Cortisol: Há estudos conclusivos que mostram que o excesso de cortisol (conhecido como o hormônio do estresse) no sangue dificulta a quebra da gordura e facilita a lipogênese. Também desregula a produção de insulina, outro hormônio associado à produção de gordura. Ele é responsável principalmente pela produção de gordura visceral, aquela que se acumula na barriga.
Leptina: Descoberto há 15 anos, esse hormônio produzido pelas células do tecido adiposo tem efeito anorexígeno. Ele diminui o apetite, pois manda um recado ao cérebro informando-o de que há energia suficiente estocada, pronta para ser gasta, e que por isso o indivíduo não precisa comer mais. Pessoas obesas possuem grandes quantidades de leptina, mas o problema é que desenvolvem resistência a este hormônio, que não consegue realizar tal função de comunicação com o hipotálamo.
Grelina: Descoberto em 1999, tem efeito contrário ao da leptina, pois estimula a fome. É produzido no estômago, num local chamado fundo gástrico, o que explica por que pessoas que se submeteram à cirurgia bariátrica, ou seja, retiraram essa parte do estômago, passam a ter menos fome e emagrecem. O que intriga é que obesos produzem menos grelina do que os magros, mas parecem ser mais sensíveis às variações de sua taxa no sangue.
Irisina: O papel deste hormônio foi descoberto em 2012. A irisina tem a capacidade de transformar a gordura branca em gordura marrom. Esta última tem mais mitocôndrias, logo, maior capacidade de queimar calorias, diminuindo o estoque de tecido adiposo. É como se o hormônio simulasse no corpo os resultados da atividade física. Obesos teriam mais resistência à irisina, mas esta é somente uma das hipóteses.
Cautela
Exercícios e alimentação balanceada ainda são melhor forma de evitar acúmulo de peso
De acordo com os médicos, não é totalmente infundada a ideia de que os hormônios têm seu papel na obesidade, pelo contrário.

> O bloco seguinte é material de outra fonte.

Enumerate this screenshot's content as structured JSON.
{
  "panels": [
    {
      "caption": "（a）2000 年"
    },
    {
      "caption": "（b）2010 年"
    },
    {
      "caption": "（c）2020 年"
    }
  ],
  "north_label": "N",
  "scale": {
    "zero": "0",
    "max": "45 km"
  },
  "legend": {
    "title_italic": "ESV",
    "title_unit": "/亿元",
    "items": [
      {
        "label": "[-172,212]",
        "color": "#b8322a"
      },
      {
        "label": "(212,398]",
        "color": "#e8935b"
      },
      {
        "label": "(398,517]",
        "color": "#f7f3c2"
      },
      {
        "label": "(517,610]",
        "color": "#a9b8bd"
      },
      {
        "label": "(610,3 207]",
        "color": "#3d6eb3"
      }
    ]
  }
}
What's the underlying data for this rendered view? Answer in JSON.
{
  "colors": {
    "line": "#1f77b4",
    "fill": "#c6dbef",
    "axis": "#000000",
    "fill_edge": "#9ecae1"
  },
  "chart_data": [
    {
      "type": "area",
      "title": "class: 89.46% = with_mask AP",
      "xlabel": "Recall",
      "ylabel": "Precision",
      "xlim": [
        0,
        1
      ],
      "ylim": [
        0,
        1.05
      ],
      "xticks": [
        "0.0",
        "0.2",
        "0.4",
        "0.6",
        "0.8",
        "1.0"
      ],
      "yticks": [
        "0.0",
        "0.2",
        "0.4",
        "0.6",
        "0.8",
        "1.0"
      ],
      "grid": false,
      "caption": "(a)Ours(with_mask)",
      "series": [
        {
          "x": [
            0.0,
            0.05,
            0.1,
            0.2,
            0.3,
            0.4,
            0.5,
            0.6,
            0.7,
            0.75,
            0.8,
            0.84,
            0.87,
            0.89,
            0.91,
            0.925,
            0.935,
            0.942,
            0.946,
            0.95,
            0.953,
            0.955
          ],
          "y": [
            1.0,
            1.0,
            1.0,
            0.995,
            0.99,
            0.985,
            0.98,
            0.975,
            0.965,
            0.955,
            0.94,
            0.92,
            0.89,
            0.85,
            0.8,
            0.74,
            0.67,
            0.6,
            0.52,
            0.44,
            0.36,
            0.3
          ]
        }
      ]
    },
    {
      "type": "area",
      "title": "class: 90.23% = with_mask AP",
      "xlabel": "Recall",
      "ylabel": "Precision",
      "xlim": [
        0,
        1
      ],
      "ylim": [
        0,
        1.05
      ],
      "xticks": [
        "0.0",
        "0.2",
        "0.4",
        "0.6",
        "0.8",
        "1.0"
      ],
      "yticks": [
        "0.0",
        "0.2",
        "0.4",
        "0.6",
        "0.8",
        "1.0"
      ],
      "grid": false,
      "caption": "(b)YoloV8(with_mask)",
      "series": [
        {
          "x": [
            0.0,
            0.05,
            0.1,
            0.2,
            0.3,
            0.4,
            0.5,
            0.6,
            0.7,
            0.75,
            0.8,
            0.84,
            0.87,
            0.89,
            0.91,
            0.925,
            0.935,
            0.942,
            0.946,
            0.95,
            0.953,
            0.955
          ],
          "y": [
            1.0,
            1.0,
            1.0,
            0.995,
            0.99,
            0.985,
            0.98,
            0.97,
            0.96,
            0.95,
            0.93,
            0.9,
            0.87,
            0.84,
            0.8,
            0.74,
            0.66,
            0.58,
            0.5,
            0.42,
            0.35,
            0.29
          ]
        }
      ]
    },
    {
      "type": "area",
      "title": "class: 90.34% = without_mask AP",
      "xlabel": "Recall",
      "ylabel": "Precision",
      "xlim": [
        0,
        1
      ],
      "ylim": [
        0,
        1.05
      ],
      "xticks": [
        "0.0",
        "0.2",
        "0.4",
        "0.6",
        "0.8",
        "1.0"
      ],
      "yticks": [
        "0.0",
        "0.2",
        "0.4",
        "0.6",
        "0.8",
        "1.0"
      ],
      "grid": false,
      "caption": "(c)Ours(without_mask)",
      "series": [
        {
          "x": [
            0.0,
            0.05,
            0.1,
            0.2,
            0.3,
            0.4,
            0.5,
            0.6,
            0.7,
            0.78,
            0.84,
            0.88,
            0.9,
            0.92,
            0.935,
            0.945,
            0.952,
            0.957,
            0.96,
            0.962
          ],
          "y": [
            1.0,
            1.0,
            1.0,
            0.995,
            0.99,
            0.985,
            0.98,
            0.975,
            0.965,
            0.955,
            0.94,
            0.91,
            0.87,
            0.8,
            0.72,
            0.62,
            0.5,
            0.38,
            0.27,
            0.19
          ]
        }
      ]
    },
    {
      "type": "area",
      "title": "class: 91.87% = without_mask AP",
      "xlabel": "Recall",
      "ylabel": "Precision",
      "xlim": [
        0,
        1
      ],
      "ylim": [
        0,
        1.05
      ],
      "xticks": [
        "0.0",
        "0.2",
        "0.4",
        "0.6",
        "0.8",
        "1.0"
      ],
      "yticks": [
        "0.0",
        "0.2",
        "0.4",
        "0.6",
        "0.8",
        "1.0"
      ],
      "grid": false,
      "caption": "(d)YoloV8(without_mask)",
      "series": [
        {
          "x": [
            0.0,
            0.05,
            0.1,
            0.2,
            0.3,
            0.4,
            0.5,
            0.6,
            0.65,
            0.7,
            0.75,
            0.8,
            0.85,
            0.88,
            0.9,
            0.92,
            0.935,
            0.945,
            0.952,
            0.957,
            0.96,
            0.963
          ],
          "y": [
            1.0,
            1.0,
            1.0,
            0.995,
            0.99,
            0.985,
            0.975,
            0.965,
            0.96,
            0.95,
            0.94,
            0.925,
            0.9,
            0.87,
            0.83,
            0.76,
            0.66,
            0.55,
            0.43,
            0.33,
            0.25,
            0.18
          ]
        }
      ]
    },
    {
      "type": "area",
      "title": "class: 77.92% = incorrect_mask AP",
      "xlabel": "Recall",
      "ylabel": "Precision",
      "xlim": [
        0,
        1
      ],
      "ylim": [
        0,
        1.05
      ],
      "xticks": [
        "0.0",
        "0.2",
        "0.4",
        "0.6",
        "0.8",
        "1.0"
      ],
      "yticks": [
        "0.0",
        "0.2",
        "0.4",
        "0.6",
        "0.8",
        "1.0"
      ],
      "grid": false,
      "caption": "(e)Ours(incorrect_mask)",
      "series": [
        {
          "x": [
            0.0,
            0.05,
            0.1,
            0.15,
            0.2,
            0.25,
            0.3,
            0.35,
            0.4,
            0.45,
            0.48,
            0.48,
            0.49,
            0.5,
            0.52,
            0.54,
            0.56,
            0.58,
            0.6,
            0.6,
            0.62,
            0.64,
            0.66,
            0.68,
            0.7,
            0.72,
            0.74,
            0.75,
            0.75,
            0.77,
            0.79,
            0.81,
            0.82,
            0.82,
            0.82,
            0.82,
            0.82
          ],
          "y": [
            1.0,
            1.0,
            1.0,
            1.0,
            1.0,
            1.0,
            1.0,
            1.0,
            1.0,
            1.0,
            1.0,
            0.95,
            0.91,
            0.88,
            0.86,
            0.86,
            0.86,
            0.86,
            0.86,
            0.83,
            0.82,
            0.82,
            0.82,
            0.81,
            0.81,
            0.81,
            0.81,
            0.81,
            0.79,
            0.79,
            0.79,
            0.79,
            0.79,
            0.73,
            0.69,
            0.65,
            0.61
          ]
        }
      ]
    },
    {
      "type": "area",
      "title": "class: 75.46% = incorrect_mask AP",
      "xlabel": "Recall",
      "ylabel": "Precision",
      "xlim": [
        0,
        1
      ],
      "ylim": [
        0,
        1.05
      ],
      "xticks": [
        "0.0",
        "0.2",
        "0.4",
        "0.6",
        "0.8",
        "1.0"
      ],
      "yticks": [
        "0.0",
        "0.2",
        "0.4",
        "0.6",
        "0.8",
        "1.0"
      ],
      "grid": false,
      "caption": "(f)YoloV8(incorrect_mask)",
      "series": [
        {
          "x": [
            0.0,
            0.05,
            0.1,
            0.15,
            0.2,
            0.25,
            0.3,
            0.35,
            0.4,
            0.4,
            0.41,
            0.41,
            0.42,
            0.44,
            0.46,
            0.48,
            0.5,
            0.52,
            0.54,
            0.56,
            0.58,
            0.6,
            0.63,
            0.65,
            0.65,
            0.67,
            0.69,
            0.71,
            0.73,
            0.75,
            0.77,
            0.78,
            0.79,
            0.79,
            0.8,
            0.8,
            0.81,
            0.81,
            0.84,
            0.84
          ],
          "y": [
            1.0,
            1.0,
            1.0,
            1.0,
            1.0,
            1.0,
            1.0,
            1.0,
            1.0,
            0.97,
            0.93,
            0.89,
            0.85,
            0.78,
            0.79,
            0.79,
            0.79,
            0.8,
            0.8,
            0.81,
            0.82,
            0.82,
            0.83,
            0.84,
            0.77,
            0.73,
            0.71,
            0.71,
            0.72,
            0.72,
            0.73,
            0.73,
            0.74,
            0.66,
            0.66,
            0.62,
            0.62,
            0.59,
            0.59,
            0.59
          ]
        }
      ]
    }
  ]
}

O receio é que se dê muita ênfase neste aspecto e se esqueça de que uma vida ativa e uma alimentação balanceada ainda são a melhor forma comprovada de se evitar o acúmulo de peso que leva a uma patologia -- responsável por 2,8 milhões de mortes anuais, segundo a Organização Mundial da Saúde (OMS).
"A obesidade é uma espécie de inflamação que se instala primeiro nas células da pele e depois em órgãos como o fígado. Quando você come um fast-food, por exemplo, há mais de 30 proteínas de inflamação na comida. No caso da irisina, viu-se que ela tem seu nível aumentado no corpo após três semanas de exercícios, diminuindo a atividade inflamatória", explica a endocrinologista do Hospital Pilar Ernestina Auache. Segundo ela, isso mostra que um aspecto está ligado a outro.
Por fim, muitas vezes, nem sempre o que se pressupõe ocorre de fato, daí o perigo de apostar todas as fichas em um hormônio capaz de explicar tudo e resolver os problemas por meio da sua sintetização em laboratório. Um exemplo, como explica a endocrinologista do Hospital Marcelino Champagnat Tatiana Lemos, ocorreu com a leptina. "Como ela diminui a fome, começaram a usá-la em paciente obesos, mas não deu certo. Constatou-se depois que eles têm até mais leptina do que os magros, com a diferença de que neles há resistência".
Fontes: André Gustavo Vianna (Hospital Nossa Senhora das Graças), Ernestina Auache (Hospital Pilar), Henrique de Lacerda Suplicy (HC-UFPR), Myrna Campagnoli (Laboratórios Frischmann), Tatiana Munhoz Lemos (Hospital Marcelino Champagnat).